Configuration & Dependencies

Configuration

In the previous example, we are deploying a single script and providing configuration through command-line arguments. This works well for simple scripts, but scripts often need other configuration, such as parameters definitions, other files or folders to deploy, and pip requirements.

Datapane allows you to provide a configuration file called datapane.yaml. When you deploy, Datapane looks for this file automatically. Before we continue, create a project structure with the script init command, which creates a sample datapane.yaml and a simple script.

~/C/d/d/my-new-proj> datapane script init
Created script 'my-new-proj', edit as needed and upload
~/C/d/d/my-new-proj> ls
datapane.yaml dp-script.py

We already have a script, so we can delete the sample dp-script.py and copy in our own. Because we're replacing the default script, we should specify this in our datapane.yaml using the script field. Whilst we're there, we can also add the name.

datapane.yaml
name: stock_plotter
script: financial_report.py # this could also be ipynb if it was a notebook

See the API reference for all the available configuration fields.

Dependencies and Requirements

Your Python script or notebook may have requirements on external libraries. Datapane supports the ability to add local folders and files, which you can deploy alongside your script, the ability to include pip requirements, which are made available to your script when it is run on Datapane, and the ability to specify a Docker container which your script runs in. These are all configured in your datapane.yaml.

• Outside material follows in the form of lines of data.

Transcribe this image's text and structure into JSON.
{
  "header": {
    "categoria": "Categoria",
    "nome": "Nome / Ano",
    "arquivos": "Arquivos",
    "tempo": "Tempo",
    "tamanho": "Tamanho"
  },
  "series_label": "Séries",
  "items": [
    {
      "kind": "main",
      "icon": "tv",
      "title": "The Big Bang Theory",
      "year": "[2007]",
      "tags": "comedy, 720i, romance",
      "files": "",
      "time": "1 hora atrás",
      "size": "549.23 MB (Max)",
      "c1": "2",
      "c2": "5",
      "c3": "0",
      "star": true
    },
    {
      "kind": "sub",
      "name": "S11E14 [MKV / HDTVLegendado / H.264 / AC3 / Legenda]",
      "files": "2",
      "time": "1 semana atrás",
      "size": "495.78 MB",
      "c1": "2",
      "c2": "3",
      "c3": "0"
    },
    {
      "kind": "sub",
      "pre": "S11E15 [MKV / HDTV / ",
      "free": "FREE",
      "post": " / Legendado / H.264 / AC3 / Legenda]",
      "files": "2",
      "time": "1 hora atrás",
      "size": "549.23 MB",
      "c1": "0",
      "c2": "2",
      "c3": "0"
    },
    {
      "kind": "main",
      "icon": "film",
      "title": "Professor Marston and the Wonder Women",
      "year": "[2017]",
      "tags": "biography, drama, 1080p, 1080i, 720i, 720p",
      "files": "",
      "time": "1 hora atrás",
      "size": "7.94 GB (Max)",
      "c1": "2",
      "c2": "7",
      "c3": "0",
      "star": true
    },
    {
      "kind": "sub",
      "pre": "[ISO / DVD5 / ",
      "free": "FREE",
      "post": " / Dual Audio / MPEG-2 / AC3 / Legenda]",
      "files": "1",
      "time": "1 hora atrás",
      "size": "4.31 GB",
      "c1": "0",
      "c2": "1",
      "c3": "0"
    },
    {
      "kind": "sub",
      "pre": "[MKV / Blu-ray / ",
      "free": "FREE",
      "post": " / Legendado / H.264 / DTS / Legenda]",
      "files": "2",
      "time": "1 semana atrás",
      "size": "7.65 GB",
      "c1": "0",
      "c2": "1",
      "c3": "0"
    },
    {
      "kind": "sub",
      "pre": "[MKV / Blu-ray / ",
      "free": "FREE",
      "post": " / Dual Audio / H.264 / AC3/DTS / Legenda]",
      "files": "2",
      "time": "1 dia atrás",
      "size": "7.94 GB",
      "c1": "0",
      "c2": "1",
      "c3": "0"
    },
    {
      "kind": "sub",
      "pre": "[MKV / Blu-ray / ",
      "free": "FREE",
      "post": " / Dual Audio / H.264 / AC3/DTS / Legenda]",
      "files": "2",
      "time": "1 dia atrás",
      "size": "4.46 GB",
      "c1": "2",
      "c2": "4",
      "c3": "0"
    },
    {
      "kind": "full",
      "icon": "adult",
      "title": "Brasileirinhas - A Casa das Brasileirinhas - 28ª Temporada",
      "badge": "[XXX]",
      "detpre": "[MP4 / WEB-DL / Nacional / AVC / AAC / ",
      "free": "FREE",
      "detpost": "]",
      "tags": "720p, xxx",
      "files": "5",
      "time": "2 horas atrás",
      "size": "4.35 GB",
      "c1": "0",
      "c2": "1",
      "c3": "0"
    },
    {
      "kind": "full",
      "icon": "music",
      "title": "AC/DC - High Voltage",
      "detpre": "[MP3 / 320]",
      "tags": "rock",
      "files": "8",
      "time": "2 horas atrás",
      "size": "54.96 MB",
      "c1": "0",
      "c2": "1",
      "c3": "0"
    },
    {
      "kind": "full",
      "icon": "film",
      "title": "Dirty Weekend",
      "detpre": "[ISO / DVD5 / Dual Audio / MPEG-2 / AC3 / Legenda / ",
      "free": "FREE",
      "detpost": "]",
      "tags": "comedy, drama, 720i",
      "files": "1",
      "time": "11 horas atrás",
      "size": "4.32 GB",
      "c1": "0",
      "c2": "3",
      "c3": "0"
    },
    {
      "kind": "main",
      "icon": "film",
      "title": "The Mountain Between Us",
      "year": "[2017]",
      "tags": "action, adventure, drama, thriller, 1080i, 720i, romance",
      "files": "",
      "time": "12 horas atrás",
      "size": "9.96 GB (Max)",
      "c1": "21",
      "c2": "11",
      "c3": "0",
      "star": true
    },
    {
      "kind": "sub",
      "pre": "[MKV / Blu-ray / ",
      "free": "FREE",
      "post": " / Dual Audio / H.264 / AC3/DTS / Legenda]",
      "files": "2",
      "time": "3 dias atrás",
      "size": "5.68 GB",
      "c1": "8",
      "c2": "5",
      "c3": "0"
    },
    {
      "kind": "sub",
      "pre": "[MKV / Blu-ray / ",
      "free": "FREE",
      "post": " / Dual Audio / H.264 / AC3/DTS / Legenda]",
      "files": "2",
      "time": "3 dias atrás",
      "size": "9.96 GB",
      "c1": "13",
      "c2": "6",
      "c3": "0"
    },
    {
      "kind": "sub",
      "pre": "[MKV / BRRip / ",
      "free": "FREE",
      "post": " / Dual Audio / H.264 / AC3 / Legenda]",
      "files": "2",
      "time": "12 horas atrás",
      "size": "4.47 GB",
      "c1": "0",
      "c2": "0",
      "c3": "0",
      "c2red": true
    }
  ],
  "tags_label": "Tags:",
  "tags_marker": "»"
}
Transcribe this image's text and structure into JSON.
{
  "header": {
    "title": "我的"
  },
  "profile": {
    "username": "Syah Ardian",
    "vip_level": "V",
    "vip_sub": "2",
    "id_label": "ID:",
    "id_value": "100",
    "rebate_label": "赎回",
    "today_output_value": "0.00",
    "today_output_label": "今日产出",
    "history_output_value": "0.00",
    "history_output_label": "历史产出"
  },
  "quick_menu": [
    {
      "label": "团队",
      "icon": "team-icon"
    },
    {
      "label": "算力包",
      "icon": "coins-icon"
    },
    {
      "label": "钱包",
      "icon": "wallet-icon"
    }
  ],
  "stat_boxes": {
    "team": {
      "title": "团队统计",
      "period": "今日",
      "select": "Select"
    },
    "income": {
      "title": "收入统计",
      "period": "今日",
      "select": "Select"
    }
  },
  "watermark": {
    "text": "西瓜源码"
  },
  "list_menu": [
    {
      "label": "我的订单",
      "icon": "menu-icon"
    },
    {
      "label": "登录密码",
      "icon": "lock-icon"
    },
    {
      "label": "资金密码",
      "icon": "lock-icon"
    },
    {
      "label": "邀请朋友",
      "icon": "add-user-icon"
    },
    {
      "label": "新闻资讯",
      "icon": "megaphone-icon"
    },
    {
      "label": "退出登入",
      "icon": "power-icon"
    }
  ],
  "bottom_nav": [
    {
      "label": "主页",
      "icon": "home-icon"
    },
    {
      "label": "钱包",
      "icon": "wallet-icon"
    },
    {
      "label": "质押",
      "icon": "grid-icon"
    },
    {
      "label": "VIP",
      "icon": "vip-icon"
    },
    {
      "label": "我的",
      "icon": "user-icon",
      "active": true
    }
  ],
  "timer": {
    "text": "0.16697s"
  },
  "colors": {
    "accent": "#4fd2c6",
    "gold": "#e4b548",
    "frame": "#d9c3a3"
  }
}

Including pip dependencies

In the above example, we may want to use the yfinance library in Python, instead of manually reading a CSV from Yahoo. To do this, we can add it to a requirements list in our datapane.yaml

datapane.yaml
...
requirements:
- yfinance

Including additional files and folders

Additionally, we may want to include a local Python folder or file. Imagine we have a separate Python file, stock_scaler.py which helps us scale the values of our stocks, and which we want to use in our notebook.

~/C/d/d/my-new-proj> ls
dp-script.ipynb datapane.yaml stock_scaler.py

To include this in the deploy, we can add it to include

datapane.yaml
...
include:
- stock_scaler.py

Specifying Docker dependencies

By default, scripts on Datapane run in our standard docker container. By default, this includes the following libraries.

seaborn == 0.10.*
altair-recipes ~= 0.8.0
git+https://github.com/altair-viz/[email protected]#egg=altair-pandas
git+https://github.com/altair-viz/[email protected]#egg=pdvega
scipy == 1.4.*
scikit-learn == 0.22.*
patsy ~= 0.5.1
lightgbm ~= 2.2.3
lifetimes == 0.11.*
lifelines == 0.23.*
./wheels/fbprophet-0.5-py3-none-any.whl
adtk ~= 0.6.2
# data access
sqlalchemy ~= 1.3
psycopg2-binary ~= 2.8
PyMySQL ~= 0.9.3
google-cloud-bigquery[pandas, pyarrow] ~= 1.17
boto3 ~= 1.12.6
requests ~= 2.23.0
ftpretty ~= 0.3.2
pymongo ~= 3.10.1
# misc
dnspython ~= 1.16.0 # requirement for pymongo to connect to certain instances
sh ~= 1.13.0

If you want your script to run in your own Docker container, you can specify your own.

This support currently only supports public Docker images, and we're adding support for private repositories in the near future. With that in mind, for anything that you don't want to be public, we would recommend continuing to upload private directories through the regular include mechanism, and including OS requirements or pip requirements.txt in the Dockerfile.

Although you can use any base for your Docker image, we would recommend inhereting off ours. To do this, create a Docker image which inherits from the our base image (nstack/datapane-python-runner) and adds your required dependencies.

from nstack/datapane-python-runner:latest
COPY requirements.txt .
RUN pip3 install --user -r requirements.txt

If you build this and push it to Dockerhub, you can then specify it in your datapane.yaml as follows:

container_image_name: your-image-name

When you run a script, it will run inside this Docker container. Note that the first run may take a bit longer, as it needs to pull the image from Dockerhub. Once it pulls it once, it's cached for future runs.